I'm sure some of the people in this story have grown up and repented, have gone on to do good things for their friends or family and community, and look back on their behavior, like I look back on some of mine, in disgust. We all deserve a chance to grow and change, especially given as how rapid and dramatically we do, medically speaking, until we turn 30, brains still forming and growing, communities and peers constantly morphing and growing and shrinking as we navigate new classrooms and the social slaughterhouse school can entail, along with first jobs and first residences. But we're all left picking up from it.

A lot of days I still feel the tug of loneliness. I see my friend count on Facebook and how it’s 500, 1000 people smaller than everyone else. And I shouldn’t let that bother me. I have friends who went to shows or parties or have popular Tumblrs or Twitters or Instagrams or hang out every week or bum around the beach and I have a much more succinct social life and then look at my blog and realize, when subtracting bots, I have maybe 4-5 actual readers, at best, on any given day. I shouldn’t define it like that but it’s hard. Numbers are brutal and honest and horrifying.
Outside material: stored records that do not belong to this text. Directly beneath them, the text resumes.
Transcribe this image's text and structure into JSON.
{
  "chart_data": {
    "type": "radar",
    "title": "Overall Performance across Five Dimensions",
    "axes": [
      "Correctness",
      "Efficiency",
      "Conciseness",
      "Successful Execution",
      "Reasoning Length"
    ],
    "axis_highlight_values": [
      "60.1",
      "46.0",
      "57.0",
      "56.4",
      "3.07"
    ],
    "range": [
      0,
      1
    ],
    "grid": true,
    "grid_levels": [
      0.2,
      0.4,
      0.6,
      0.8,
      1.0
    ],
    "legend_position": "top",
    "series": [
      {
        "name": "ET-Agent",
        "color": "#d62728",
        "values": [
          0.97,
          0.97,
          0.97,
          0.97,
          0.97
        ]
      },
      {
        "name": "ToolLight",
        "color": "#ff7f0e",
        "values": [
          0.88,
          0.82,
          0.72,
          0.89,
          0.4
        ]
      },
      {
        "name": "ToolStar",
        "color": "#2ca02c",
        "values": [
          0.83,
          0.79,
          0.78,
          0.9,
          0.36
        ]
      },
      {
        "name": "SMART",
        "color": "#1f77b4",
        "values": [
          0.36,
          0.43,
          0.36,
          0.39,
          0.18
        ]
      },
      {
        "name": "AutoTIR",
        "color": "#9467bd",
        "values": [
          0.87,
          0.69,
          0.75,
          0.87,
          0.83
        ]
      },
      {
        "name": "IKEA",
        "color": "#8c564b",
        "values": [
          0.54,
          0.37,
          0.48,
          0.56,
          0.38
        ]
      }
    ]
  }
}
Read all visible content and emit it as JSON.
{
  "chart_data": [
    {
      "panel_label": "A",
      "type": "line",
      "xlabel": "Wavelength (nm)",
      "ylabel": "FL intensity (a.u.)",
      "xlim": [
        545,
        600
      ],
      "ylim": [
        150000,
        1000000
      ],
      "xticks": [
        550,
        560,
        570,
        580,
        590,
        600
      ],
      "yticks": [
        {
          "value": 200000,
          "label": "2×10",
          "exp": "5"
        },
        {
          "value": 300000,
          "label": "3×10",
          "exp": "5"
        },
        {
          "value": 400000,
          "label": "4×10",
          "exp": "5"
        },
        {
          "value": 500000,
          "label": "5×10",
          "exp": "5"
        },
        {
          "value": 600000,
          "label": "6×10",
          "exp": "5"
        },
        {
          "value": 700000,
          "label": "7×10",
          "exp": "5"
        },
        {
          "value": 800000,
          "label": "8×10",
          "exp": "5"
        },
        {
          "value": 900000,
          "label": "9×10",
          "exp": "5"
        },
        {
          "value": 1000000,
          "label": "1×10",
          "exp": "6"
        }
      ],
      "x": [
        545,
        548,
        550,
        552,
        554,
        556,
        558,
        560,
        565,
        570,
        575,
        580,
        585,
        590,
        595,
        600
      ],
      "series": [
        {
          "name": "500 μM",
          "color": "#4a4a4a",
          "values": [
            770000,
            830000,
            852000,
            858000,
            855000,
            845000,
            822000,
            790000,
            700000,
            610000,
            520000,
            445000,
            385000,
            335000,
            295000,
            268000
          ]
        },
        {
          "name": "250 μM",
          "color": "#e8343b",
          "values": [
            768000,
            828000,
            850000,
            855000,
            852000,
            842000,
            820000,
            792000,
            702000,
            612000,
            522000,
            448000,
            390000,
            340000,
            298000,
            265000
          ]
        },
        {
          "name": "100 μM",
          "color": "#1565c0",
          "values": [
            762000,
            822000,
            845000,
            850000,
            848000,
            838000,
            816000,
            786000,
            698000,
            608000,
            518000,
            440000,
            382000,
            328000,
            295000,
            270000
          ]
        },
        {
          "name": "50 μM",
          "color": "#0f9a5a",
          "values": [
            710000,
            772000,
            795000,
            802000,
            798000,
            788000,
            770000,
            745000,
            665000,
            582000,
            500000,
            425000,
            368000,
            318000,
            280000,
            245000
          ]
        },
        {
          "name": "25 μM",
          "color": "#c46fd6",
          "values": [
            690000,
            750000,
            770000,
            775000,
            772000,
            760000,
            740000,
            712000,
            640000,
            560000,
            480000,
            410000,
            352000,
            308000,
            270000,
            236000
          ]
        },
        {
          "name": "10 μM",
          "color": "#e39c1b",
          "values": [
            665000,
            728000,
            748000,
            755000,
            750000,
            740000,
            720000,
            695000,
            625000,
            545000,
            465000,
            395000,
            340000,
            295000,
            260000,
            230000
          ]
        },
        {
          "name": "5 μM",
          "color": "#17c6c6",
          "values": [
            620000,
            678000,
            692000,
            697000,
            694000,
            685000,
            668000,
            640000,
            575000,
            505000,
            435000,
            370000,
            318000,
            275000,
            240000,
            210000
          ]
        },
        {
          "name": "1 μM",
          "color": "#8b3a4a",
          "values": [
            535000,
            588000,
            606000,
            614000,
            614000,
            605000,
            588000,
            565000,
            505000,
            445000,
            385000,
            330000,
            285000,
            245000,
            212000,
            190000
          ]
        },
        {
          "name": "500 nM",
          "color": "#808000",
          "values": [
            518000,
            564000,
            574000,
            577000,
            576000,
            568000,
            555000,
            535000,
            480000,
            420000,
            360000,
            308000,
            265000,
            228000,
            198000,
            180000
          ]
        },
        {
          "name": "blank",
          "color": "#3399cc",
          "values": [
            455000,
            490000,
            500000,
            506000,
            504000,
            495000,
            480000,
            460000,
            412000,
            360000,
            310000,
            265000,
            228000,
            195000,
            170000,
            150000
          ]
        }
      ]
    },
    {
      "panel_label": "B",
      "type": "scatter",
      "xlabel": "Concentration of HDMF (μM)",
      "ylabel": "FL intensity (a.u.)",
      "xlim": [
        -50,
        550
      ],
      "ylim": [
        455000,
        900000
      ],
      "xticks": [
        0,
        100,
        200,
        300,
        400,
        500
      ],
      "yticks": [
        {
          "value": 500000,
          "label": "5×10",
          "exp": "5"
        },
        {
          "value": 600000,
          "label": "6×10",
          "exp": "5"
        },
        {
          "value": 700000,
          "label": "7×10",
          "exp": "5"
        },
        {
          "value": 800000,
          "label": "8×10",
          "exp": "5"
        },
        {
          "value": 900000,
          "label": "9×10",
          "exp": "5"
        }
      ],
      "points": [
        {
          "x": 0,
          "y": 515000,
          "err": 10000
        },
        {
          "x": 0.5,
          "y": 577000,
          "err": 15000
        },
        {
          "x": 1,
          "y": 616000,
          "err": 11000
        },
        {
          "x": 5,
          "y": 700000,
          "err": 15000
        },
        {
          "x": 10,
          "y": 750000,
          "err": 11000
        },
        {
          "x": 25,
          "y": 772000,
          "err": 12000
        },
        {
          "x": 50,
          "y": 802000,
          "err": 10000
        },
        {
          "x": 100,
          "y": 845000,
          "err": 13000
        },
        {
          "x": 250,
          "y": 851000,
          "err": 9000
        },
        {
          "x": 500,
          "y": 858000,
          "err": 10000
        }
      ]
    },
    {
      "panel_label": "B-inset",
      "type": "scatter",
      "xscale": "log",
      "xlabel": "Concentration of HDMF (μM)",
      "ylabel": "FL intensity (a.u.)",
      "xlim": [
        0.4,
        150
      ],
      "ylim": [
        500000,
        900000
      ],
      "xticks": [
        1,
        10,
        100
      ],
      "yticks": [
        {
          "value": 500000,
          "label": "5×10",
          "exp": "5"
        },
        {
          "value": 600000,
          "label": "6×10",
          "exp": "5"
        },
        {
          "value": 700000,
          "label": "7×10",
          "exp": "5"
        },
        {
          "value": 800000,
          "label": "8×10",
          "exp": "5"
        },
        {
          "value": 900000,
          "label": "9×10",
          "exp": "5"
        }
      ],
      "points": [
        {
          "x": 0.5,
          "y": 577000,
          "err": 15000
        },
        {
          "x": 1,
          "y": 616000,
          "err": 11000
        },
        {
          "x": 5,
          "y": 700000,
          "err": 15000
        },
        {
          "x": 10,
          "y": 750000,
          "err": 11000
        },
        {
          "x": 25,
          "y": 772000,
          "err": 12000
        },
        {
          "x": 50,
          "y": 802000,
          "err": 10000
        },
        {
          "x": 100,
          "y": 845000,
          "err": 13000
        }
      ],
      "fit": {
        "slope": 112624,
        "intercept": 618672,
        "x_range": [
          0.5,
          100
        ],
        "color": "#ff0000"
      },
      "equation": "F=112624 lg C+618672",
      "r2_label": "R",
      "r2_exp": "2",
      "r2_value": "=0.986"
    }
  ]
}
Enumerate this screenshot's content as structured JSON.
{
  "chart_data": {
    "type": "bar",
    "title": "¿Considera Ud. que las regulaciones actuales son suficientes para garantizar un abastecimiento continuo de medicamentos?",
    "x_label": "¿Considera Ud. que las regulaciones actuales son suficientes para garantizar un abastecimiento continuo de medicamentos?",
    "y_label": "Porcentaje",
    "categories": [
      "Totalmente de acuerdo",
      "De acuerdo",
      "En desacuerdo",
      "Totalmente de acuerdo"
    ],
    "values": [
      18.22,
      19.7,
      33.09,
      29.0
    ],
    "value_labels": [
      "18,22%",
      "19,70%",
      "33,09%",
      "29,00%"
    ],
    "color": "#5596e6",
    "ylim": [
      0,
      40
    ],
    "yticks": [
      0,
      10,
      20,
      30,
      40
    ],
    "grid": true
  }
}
I don't mean to suggest that any of one thing causes everything. Our genetics play a roll. The money we're born into does. The community and makeup of the people in our early lives do. But maybe that's why I chose this title. Because in the end, we are all the genes, the dollars, the roof, the food, the gay, the bitch, the retard, the n word, the f bomb, the punches, the spanks, the chokes, the drugs, the self-harm, the yelling, the screaming, the fasting, the hate and love and despair and hope we all absorb in bits in pieces from one another.

We are all what everyone has ever done to us.

Thank you for reading.

1 comment:

  1. Thank you for writing. I know you're not looking for pity or anything. But you damn sure deserved (and deserve) better. The pieces had better fall into place, because it is time.